Belle ambiance pour la dernière soirée du NJP mais aussi beaucoup d’humanité et de solidarité avec un monde en crise auquel les musiciens, chacun à leur façon, ont tenté d’apporter un message d’espoir.
En intro Songhoy Blues : Un blues électrique nourri de musiques traditionnelles
Leur histoire est intimement liée à l’actualité : originaires du Nord-Mali, les quatre musiciens se côtoyaient quelquefois du coté de Tombouctou. En 2012, lorsque les islamistes ont envahi leur région avec leur haine de la musique, ils se sont réfugiés à Bamako, la capitale, où leur statut de déplacés les a rapprochés.
Tout est alors allé très vite. Après avoir écumé les cabarets de Bamako, ils enregistrent un album et commencent à donner des concerts en Europe. Avec une musique inspirée des mélodies traditionnelles mais revisitée sauce blues électrique voire franchement rock, le quatuor a vite enflammé le chapiteau.
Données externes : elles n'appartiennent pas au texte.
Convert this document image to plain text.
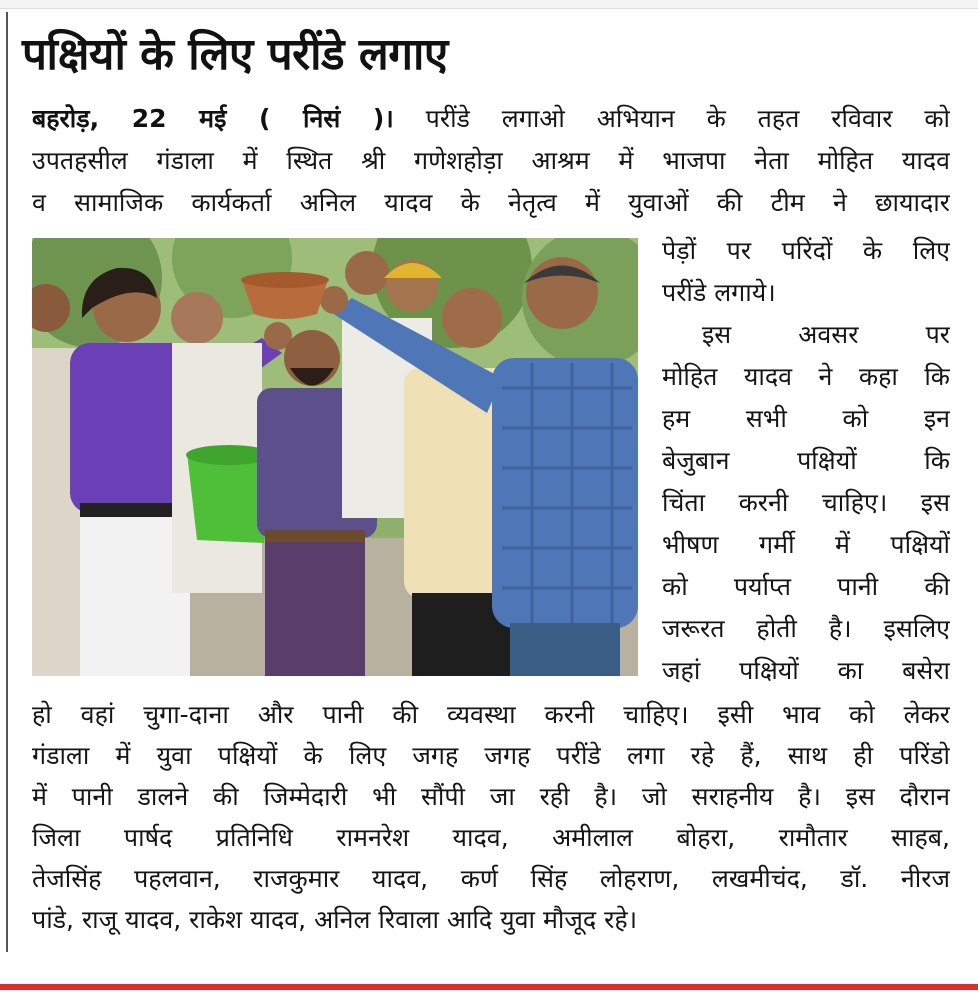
पक्षियों के लिए परींडे लगाए
बहरोड़, 22 मई ( निसं )। परींडे लगाओ अभियान के तहत रविवार को
उपतहसील गंडाला में स्थित श्री गणेशहोड़ा आश्रम में भाजपा नेता मोहित यादव
व सामाजिक कार्यकर्ता अनिल यादव के नेतृत्व में युवाओं की टीम ने छायादार
पेड़ों पर परिंदों के लिए
परींडे लगाये।
इस अवसर पर
मोहित यादव ने कहा कि
हम सभी को इन
बेजुबान पक्षियों कि
चिंता करनी चाहिए। इस
भीषण गर्मी में पक्षियों
को पर्याप्त पानी की
जरूरत होती है। इसलिए
जहां पक्षियों का बसेरा
हो वहां चुगा-दाना और पानी की व्यवस्था करनी चाहिए। इसी भाव को लेकर
गंडाला में युवा पक्षियों के लिए जगह जगह परींडे लगा रहे हैं, साथ ही परिंडो
में पानी डालने की जिम्मेदारी भी सौंपी जा रही है। जो सराहनीय है। इस दौरान
जिला पार्षद प्रतिनिधि रामनरेश यादव, अमीलाल बोहरा, रामौतार साहब,
तेजसिंह पहलवान, राजकुमार यादव, कर्ण सिंह लोहराण, लखमीचंद, डॉ. नीरज
पांडे, राजू यादव, राकेश यादव, अनिल रिवाला आदि युवा मौजूद रहे।
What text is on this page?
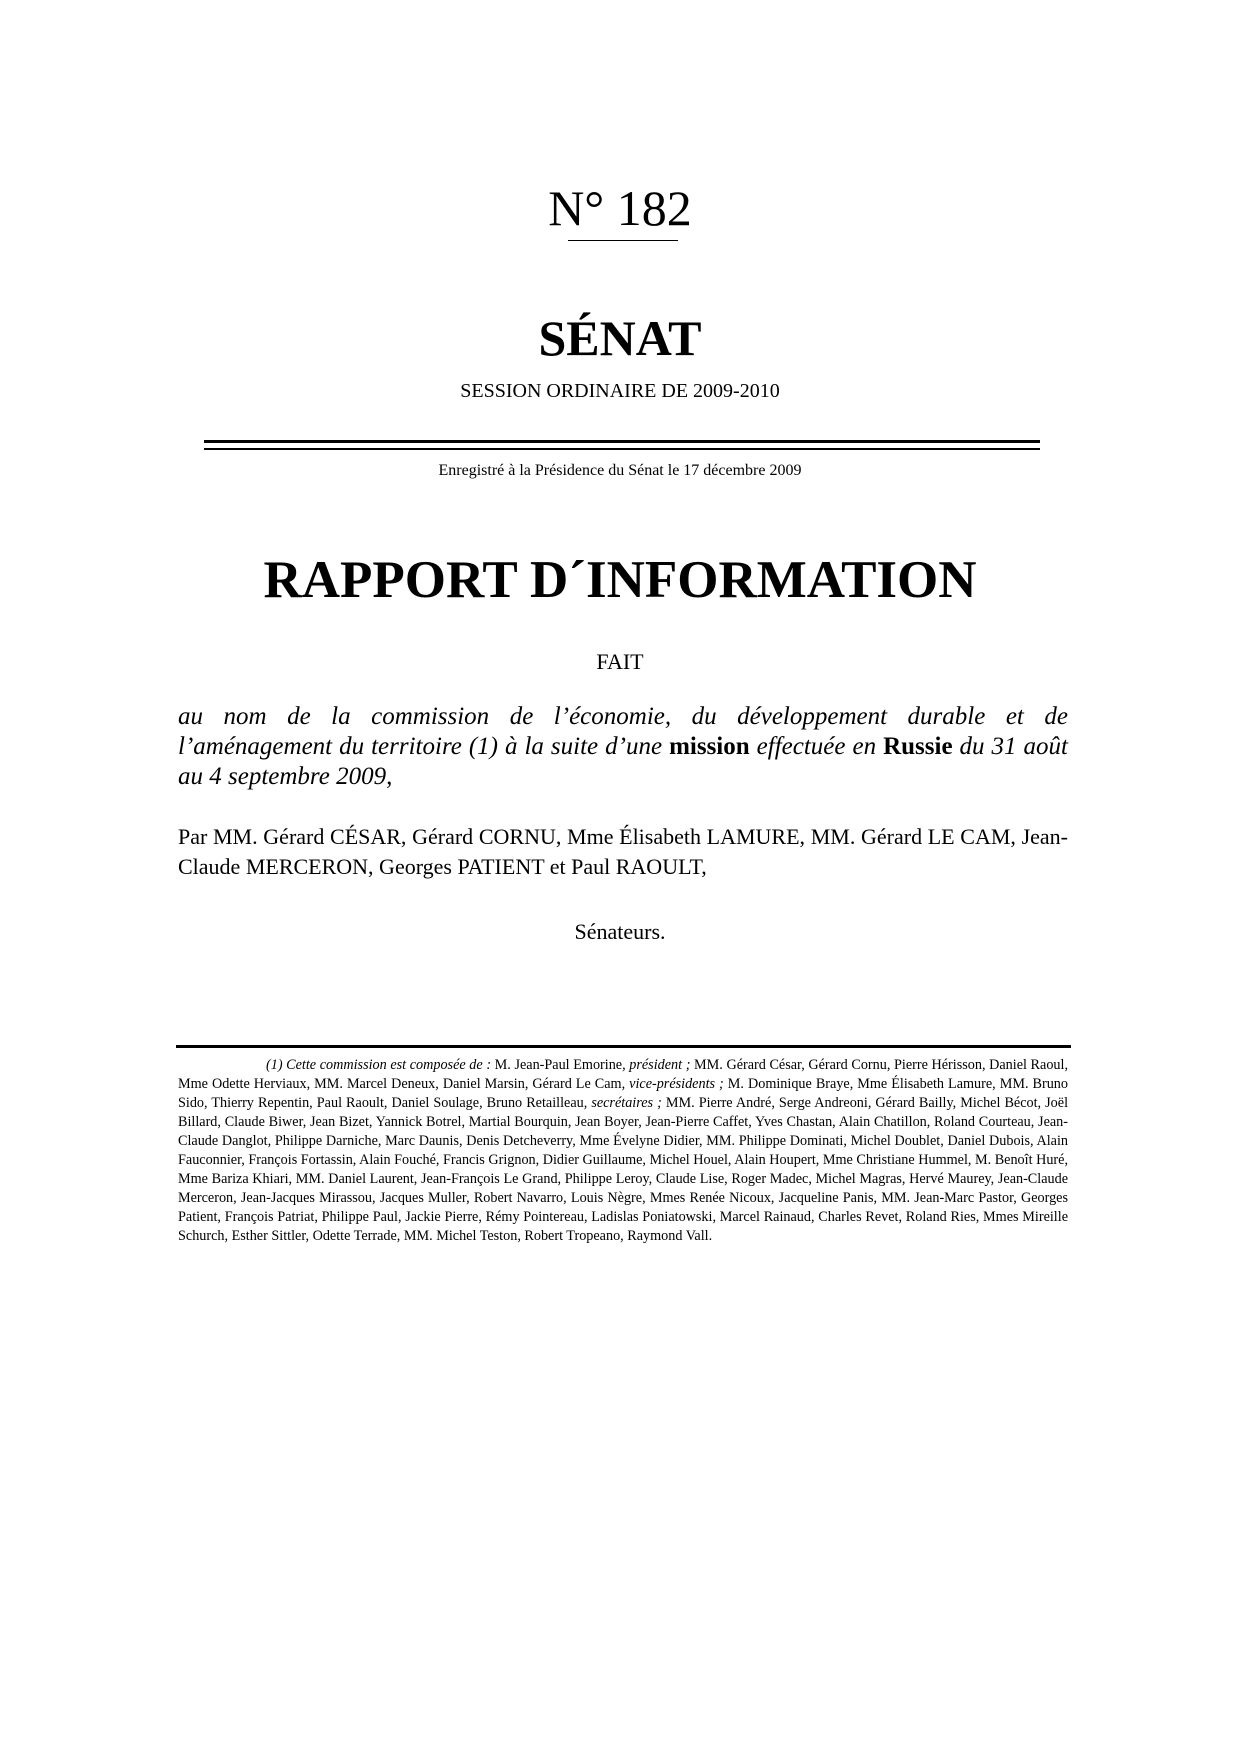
N° 182
SÉNAT
SESSION ORDINAIRE DE 2009-2010
Enregistré à la Présidence du Sénat le 17 décembre 2009
RAPPORT D´INFORMATION
FAIT
au nom de la commission de l’économie, du développement durable et de l’aménagement du territoire (1) à la suite d’une mission effectuée en Russie du 31 août au 4 septembre 2009,
Par MM. Gérard CÉSAR, Gérard CORNU, Mme Élisabeth LAMURE, MM. Gérard LE CAM, Jean-Claude MERCERON, Georges PATIENT et Paul RAOULT,
Sénateurs.
(1) Cette commission est composée de : M. Jean-Paul Emorine, président ; MM. Gérard César, Gérard Cornu, Pierre Hérisson, Daniel Raoul, Mme Odette Herviaux, MM. Marcel Deneux, Daniel Marsin, Gérard Le Cam, vice-présidents ; M. Dominique Braye, Mme Élisabeth Lamure, MM. Bruno Sido, Thierry Repentin, Paul Raoult, Daniel Soulage, Bruno Retailleau, secrétaires ; MM. Pierre André, Serge Andreoni, Gérard Bailly, Michel Bécot, Joël Billard, Claude Biwer, Jean Bizet, Yannick Botrel, Martial Bourquin, Jean Boyer, Jean-Pierre Caffet, Yves Chastan, Alain Chatillon, Roland Courteau, Jean-Claude Danglot, Philippe Darniche, Marc Daunis, Denis Detcheverry, Mme Évelyne Didier, MM. Philippe Dominati, Michel Doublet, Daniel Dubois, Alain Fauconnier, François Fortassin, Alain Fouché, Francis Grignon, Didier Guillaume, Michel Houel, Alain Houpert, Mme Christiane Hummel, M. Benoît Huré, Mme Bariza Khiari, MM. Daniel Laurent, Jean-François Le Grand, Philippe Leroy, Claude Lise, Roger Madec, Michel Magras, Hervé Maurey, Jean-Claude Merceron, Jean-Jacques Mirassou, Jacques Muller, Robert Navarro, Louis Nègre, Mmes Renée Nicoux, Jacqueline Panis, MM. Jean-Marc Pastor, Georges Patient, François Patriat, Philippe Paul, Jackie Pierre, Rémy Pointereau, Ladislas Poniatowski, Marcel Rainaud, Charles Revet, Roland Ries, Mmes Mireille Schurch, Esther Sittler, Odette Terrade, MM. Michel Teston, Robert Tropeano, Raymond Vall.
Les déhanchements d’Allou, le chanteur ont ravi les fans, un peu lents à se bouger mais qui ont fini par se mettre à la danse aussi. Et l’ambiance est vite montée avec ce mélange de rythmes entre le groove du rock et le chaloupement africain. De vrais bons riffs de guitare sur des thèmes shongoy, rien de tel pour faire grimper le thermomètre d’un NJP prêt à tous les voyages. Et à vibrer à toutes les émotions lorsque le groupe rend hommage à Ali Fakra Traouré, l’incontournable grand bluesman de Niafouké.
Repose en paix, Ali, la jeunesse malienne est dans la place !
Yuri Buenavantura : la salsa du cœur
Débarquant sur scène, tel un ludion survolté au milieu de son big band estampillé Amérique du Sud, Yuri Buenavantura dégage une énergie impressionnante. Virevoltant, courant d’un musicien à l’autre, mimant chaque instrument, il emporte le public avec lui dès les premières mesures.
Avec beaucoup de liberté et de complicité, les morceaux enchaînent les solos de ses douze musiciens et le chant dans des aller-retours éclatants. Et lorsqu’il veut apprendre la salsa en 40 secondes aux nancéiens, 3000 paires de pieds se mettent à bouger en mesure. Il réussit même à faire lever les spectateurs assis sur les gradins, ce qui au NJP n’est pas un mince exploit !
De plus ce prof-là est aussi un homme au grand cœur qui invite sur scène son pote Tchavolo Schmitt, le guitariste manouche. Et qui sait aussi être grave lorsqu’il évoque un Syrien qui marche à Calais pour nous convaincre que l’on a tous le rythme ou lorsqu’il chante pour les otages colombiens. Avant d’élever le chapiteau vers les étoiles avec sa superbe reprise de « Ne me quitte pas ».
Sans aucun doute, le flamboyant Yuri, est un homme au « Corazon » gros comme ça et le public ne s’y pas trompé en lui faisant un triomphe.
Marcus Miller : voyage aux sources du rythme
Avec son dernier opus Afrodeezia, Marcus Miller a décidé de rendre hommage aux origines des grandes musiques noires. Armé de ses guitares basses, il a offert un superbe récital en final du NJP 2015. Sans effets de manche, ni artifices mais avec une géniale maitrise qui fait passer pour évidente la présence de la guitare basse au centre de la scène, elle qui est d’habitude réduite à jouer les utilités. L’ancien complice de Miles Davis, tout comme son percussionniste, ont rendu hommage au Maître à plusieurs reprises et particulièrement lors du rappel, pour le plus grand bonheur d’un public ravi de voir ressurgir le spectre d’une des immenses pointures ayant marqué l’histoire du NJP.
Transformer quelque chose d’horrible comme l’esclavage en quelque chose de positif comme la musique
Émotion aussi lorsque Marcus Miller évoque l’île de Goré qui servait de lieu de départ de la traite négrière au Sénégal et qui lui a inspiré Afrodeezia. Avec son chapeau noir et rond et sa silhouette d’adolescent, le bassiste et ses complices ont su éblouir un public connaisseur et convaincre que la Musique peut tous nous rendre meilleurs.
L’édition 2015 du Nancy Jazz Pulsations a tiré le rideau de fin sur une grande soirée au chapiteau en faisant la part belle à la musique du Monde. Ambiance roots avec en final un Marcus Miller qui de Miles Davis à l’île de Goré a transporté le public aux sources du rythme.